Customers with dedicated clusters (not shared), in AWS US-East-1, where the clusters were created more than 2 months ago. New clusters and customers on the Little Lemur and Tough Tiger plans were not affected, nor was anyone else outside AWS US-East-1.
On Friday I (Carl Hörberg, the CEO) was going through our list of AWS servers and compared to our records of what we should have. I noticed that we had more servers than we were supposed to. Over the time we've had different way of naming our servers, and when deprovision servers we look for this naming conventions, but one naming convention was missing, so that's why we had too many servers.
So I went in to our deprovision code and changed this code:
insts_old = @ec2.instances.with_tag('Name', "CloudAMQP-#@name-*")
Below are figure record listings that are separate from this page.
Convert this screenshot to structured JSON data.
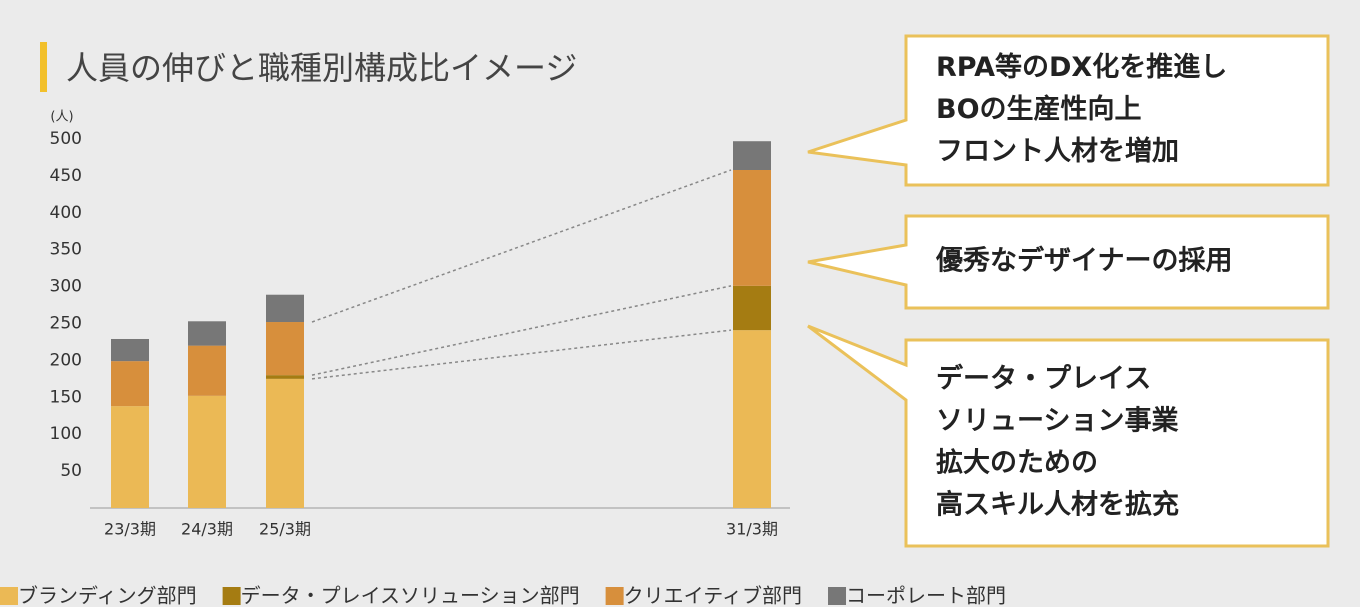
{
  "chart_data": {
    "type": "stacked_bar",
    "title": "人員の伸びと職種別構成比イメージ",
    "y_unit": "(人)",
    "categories": [
      "23/3期",
      "24/3期",
      "25/3期",
      "31/3期"
    ],
    "series": [
      {
        "name": "ブランディング部門",
        "color": "#ebb955",
        "values": [
          138,
          152,
          175,
          241
        ]
      },
      {
        "name": "データ・プレイスソリューション部門",
        "color": "#a57c12",
        "values": [
          0,
          0,
          5,
          60
        ]
      },
      {
        "name": "クリエイティブ部門",
        "color": "#d78f3c",
        "values": [
          61,
          68,
          72,
          157
        ]
      },
      {
        "name": "コーポレート部門",
        "color": "#777777",
        "values": [
          30,
          33,
          37,
          39
        ]
      }
    ],
    "ylim": [
      0,
      500
    ],
    "yticks": [
      50,
      100,
      150,
      200,
      250,
      300,
      350,
      400,
      450,
      500
    ],
    "annotations": [
      {
        "lines": [
          "RPA等のDX化を推進し",
          "BOの生産性向上",
          "フロント人材を増加"
        ]
      },
      {
        "lines": [
          "優秀なデザイナーの採用"
        ]
      },
      {
        "lines": [
          "データ・プレイス",
          "ソリューション事業",
          "拡大のための",
          "高スキル人材を拡充"
        ]
      }
    ]
  }
}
insts_new = @ec2.instances.with_tag('Service', 'CloudAMQP').with_tag('Name', "#@name-*")
insts = insts_new.map{ |i| i } + insts_old.map{ |i| i }
to this
insts = [
@ec2.instances.with_tag('Name', "CloudAMQP-#@name0*").to_a,
@ec2.instances.with_tag('Name', "CloudAMQP-#@name-*").to_a,
@ec2.instances.with_tag('Service', 'CloudAMQP').with_tag('Name', "#@name-*").to_a,
].flatten
(The code then terminates all instances found)
So what happened here was the string interpolation with the instance variable shortcut.
irb(main):001:0> @name = 'yadda'
=> "yadda"
irb(main):002:0> "CloudAMQP-#@name0*"
=> "CloudAMQP-*"
It tries to resolve the variable @name0
, which instead returns nil
, in this case with disastrous results.
We will refund 50% of the cluster cost to all affected customers on their next bill.